Jetzt freut Jürgen Maubach sich natürlich auf den Rosenmontagszug. Schon im Sommer haben er und seine Mitstreiter mit dem Bau des Prinzenwagens begonnen, und der ist wirklich etwas ganz Besonderes. „Auf meinem Wagen steht ein Nostalgie-Karussell. Auf diesem Karussell fahren Schützen, ein Funkenknubbel, ein Feuerwehrmann und ein Mitglied der Kreuzauer Kirmesgesellschaft. Damit will ich meine Liebe zum Vereinsleben deutlich machen.“

Hunderte Stunden seien an dem Wagen gebastelt worden. „Das Karussell sieht so toll aus, dass wir darüber nachdenken, es demnächst als Dekoration für die Festhalle zu nutzen.“ Jürgen Maubachs Erwartungen, die er an das Amt des Karnevalsprinzen hatte, sind bis jetzt deutlich getoppt worden. „Karnevalsprinz in Kreuzau zu sein ist noch viel besser, als ich es mir vorgestellt habe“, sagt der Narrenherrscher. „Meine Adjutanten und ich und auch unsere Frauen haben uns sehr gut verstanden. Es war einfach toll.“

Jürgen Maubach findet es wichtig, dass in Kreuzau wirklich jeder Prinz werden kann. „Die Session kostet so viel wie ein guter Familienurlaub. Das kann sich wirklich jeder leisten.“ In den vergangenen vier Wochen hatte Prinz Jürgen I. Urlaub, um seine Zeit als Prinz auch wirklich zu genießen. „Nach Karneval gehe ich dann aber sehr schnell wieder arbeiten“, sagt er schmunzelnd.

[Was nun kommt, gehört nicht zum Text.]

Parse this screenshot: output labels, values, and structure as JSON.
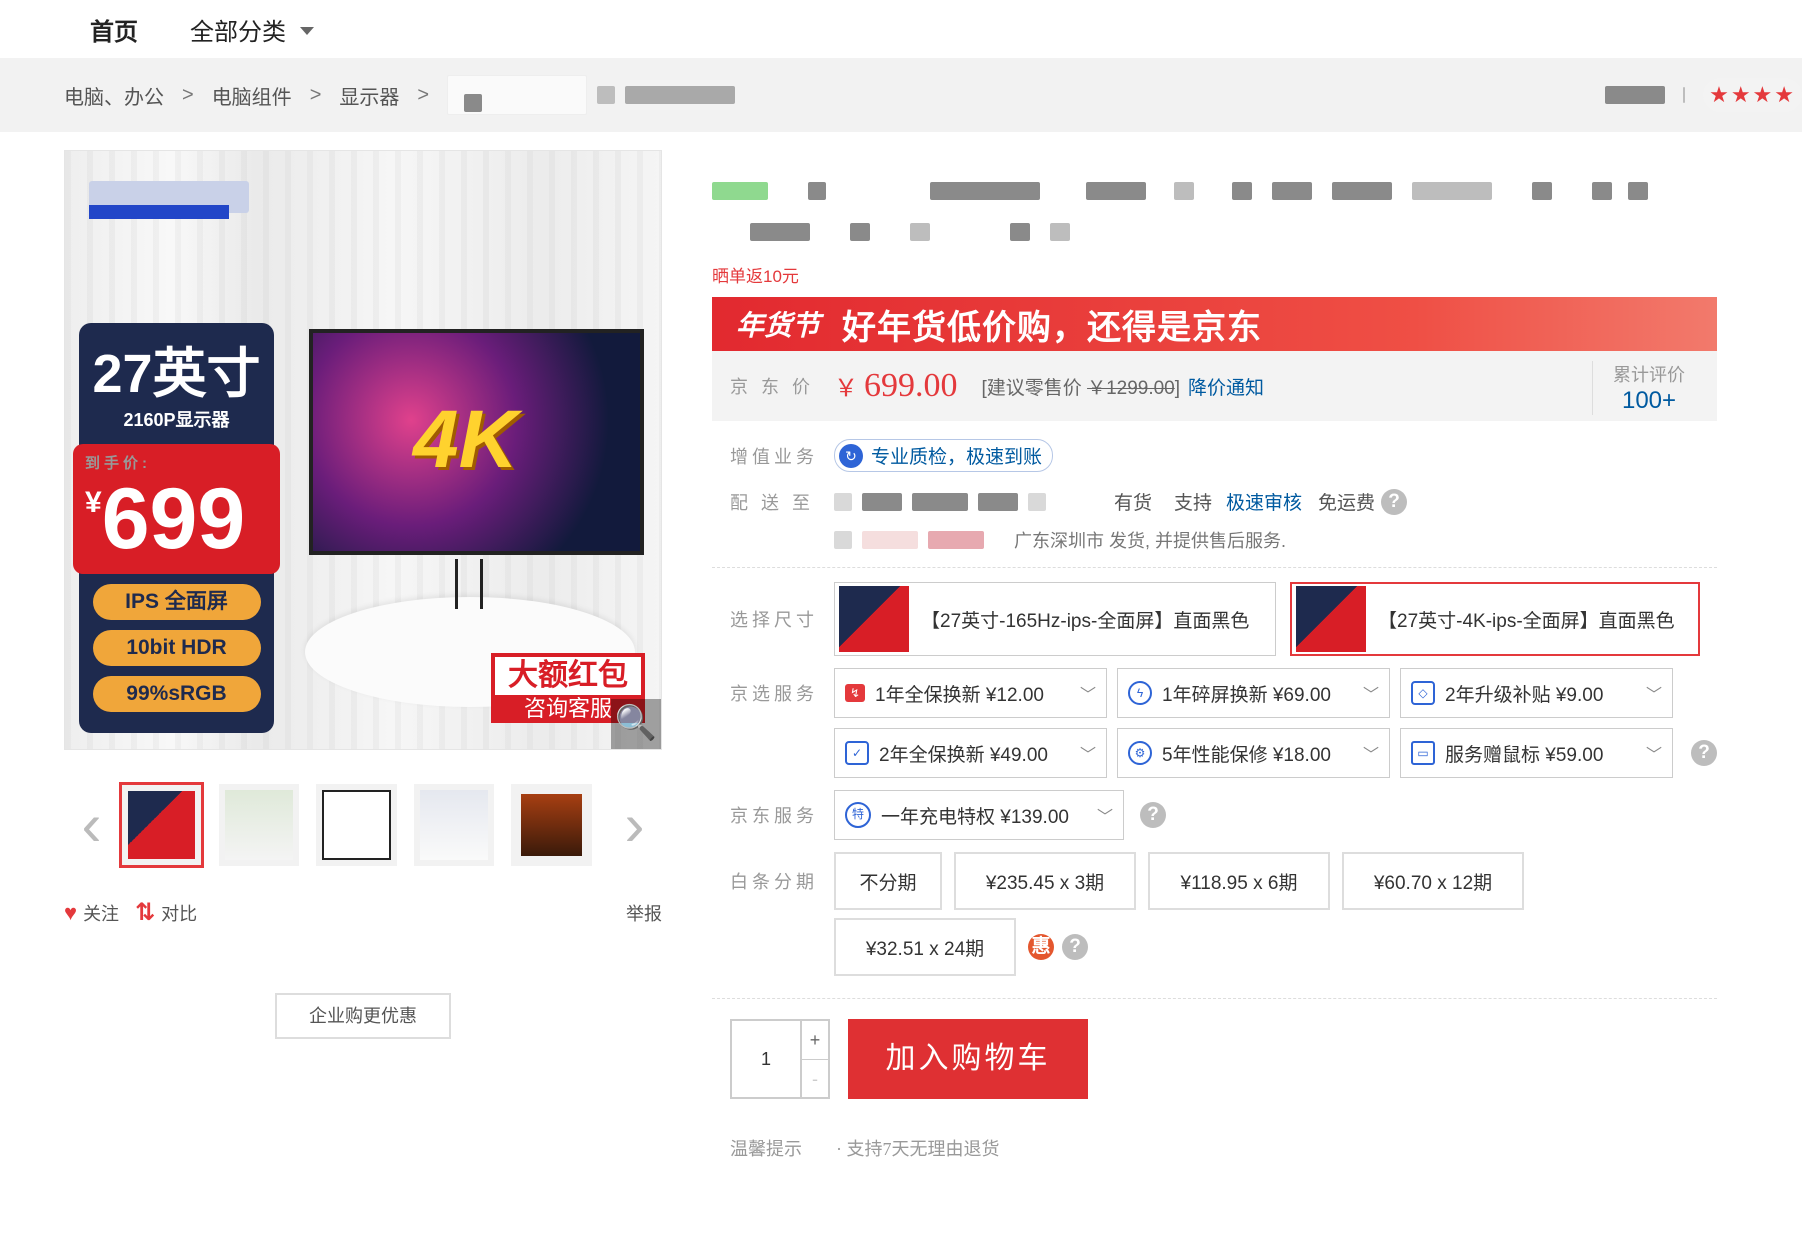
{
  "nav": {
    "home": "首页",
    "all_categories": "全部分类"
  },
  "breadcrumb": {
    "items": [
      "电脑、办公",
      "电脑组件",
      "显示器"
    ],
    "separator": ">"
  },
  "gallery": {
    "promo_size": "27英寸",
    "promo_resolution": "2160P显示器",
    "promo_price_label": "到手价:",
    "promo_currency": "¥",
    "promo_price": "699",
    "promo_features": [
      "IPS 全面屏",
      "10bit HDR",
      "99%sRGB"
    ],
    "monitor_text": "4K",
    "red_packet_title": "大额红包",
    "red_packet_sub": "咨询客服",
    "prev_arrow": "‹",
    "next_arrow": "›",
    "zoom_icon": "🔍"
  },
  "actions": {
    "follow": "关注",
    "compare": "对比",
    "report": "举报",
    "business_button": "企业购更优惠"
  },
  "product": {
    "flash_note": "晒单返10元",
    "banner_tag": "年货节",
    "banner_slogan": "好年货低价购，还得是京东",
    "price_label": "京 东 价",
    "currency": "￥",
    "price": "699.00",
    "msrp_prefix": "[建议零售价 ",
    "msrp_value": "￥1299.00",
    "msrp_suffix": "]",
    "price_notify": "降价通知",
    "review_label": "累计评价",
    "review_count": "100+",
    "vas_label": "增值业务",
    "vas_value": "专业质检，极速到账",
    "delivery_label": "配 送 至",
    "stock": "有货",
    "support": "支持",
    "fast_review": "极速审核",
    "free_shipping": "免运费",
    "ship_from": "广东深圳市 发货, 并提供售后服务.",
    "size_label": "选择尺寸",
    "sizes": [
      "【27英寸-165Hz-ips-全面屏】直面黑色",
      "【27英寸-4K-ips-全面屏】直面黑色"
    ],
    "jx_label": "京选服务",
    "jx_services": [
      "1年全保换新 ¥12.00",
      "1年碎屏换新 ¥69.00",
      "2年升级补贴 ¥9.00",
      "2年全保换新 ¥49.00",
      "5年性能保修 ¥18.00",
      "服务赠鼠标 ¥59.00"
    ],
    "jd_label": "京东服务",
    "jd_service": "一年充电特权 ¥139.00",
    "installment_label": "白条分期",
    "installments": [
      "不分期",
      "¥235.45 x 3期",
      "¥118.95 x 6期",
      "¥60.70 x 12期",
      "¥32.51 x 24期"
    ],
    "discount_badge": "惠",
    "quantity": "1",
    "plus": "+",
    "minus": "-",
    "add_to_cart": "加入购物车",
    "tips_label": "温馨提示",
    "tips": "· 支持7天无理由退货"
  },
  "shop": {
    "stars": "★★★★"
  },
  "colors": {
    "accent": "#e4393c",
    "link": "#005aa0",
    "banner": "#e2292f"
  }
}
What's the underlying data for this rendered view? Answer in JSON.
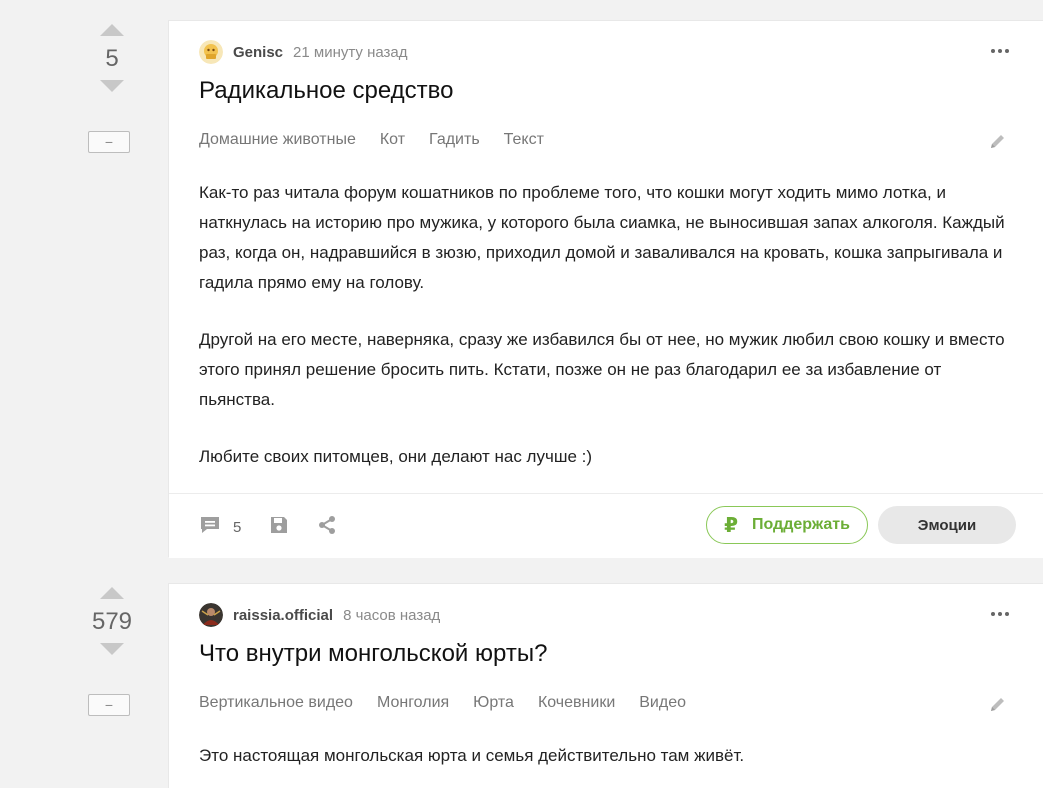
{
  "posts": [
    {
      "rating": "5",
      "collapse_label": "−",
      "author": "Genisc",
      "time": "21 минуту назад",
      "title": "Радикальное средство",
      "tags": [
        "Домашние животные",
        "Кот",
        "Гадить",
        "Текст"
      ],
      "paragraphs": [
        "Как-то раз читала форум кошатников по проблеме того, что кошки могут ходить мимо лотка, и наткнулась на историю про мужика, у которого была сиамка, не выносившая запах алкоголя. Каждый раз, когда он, надравшийся в зюзю, приходил домой и заваливался на кровать, кошка запрыгивала и гадила прямо ему на голову.",
        "Другой на его месте, наверняка, сразу же избавился бы от нее, но мужик любил свою кошку и вместо этого принял решение бросить пить. Кстати, позже он не раз благодарил ее за избавление от пьянства.",
        "Любите своих питомцев, они делают нас лучше :)"
      ],
      "comments_count": "5",
      "support_label": "Поддержать",
      "emotions_label": "Эмоции"
    },
    {
      "rating": "579",
      "collapse_label": "−",
      "author": "raissia.official",
      "time": "8 часов назад",
      "title": "Что внутри монгольской юрты?",
      "tags": [
        "Вертикальное видео",
        "Монголия",
        "Юрта",
        "Кочевники",
        "Видео"
      ],
      "paragraphs": [
        "Это настоящая монгольская юрта и семья действительно там живёт."
      ]
    }
  ],
  "colors": {
    "background": "#f2f2f2",
    "card": "#ffffff",
    "support_green": "#6cae36",
    "vote_arrow": "#c8c8c8"
  },
  "icons": {
    "vote_up": "triangle-up-icon",
    "vote_down": "triangle-down-icon",
    "more": "ellipsis-icon",
    "edit": "pencil-icon",
    "comments": "comment-icon",
    "save": "floppy-disk-icon",
    "share": "share-icon",
    "support": "ruble-icon"
  }
}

Sein Zepter gibt er aber erst im November bei der Inthronisation des nächsten Kreuzauer Prinzen ab. „So lange bin ich auch noch bei den Veranstaltungen der Kreuzauer Vereine unterwegs. Zwar nicht im Ornat, aber sehr wohl noch als Prinz.“ Vermutlich ist Jürgen Maubach aber sowieso bei jedem Dorffest dabei. So wie es sich für einen Vereinsmeier gehört.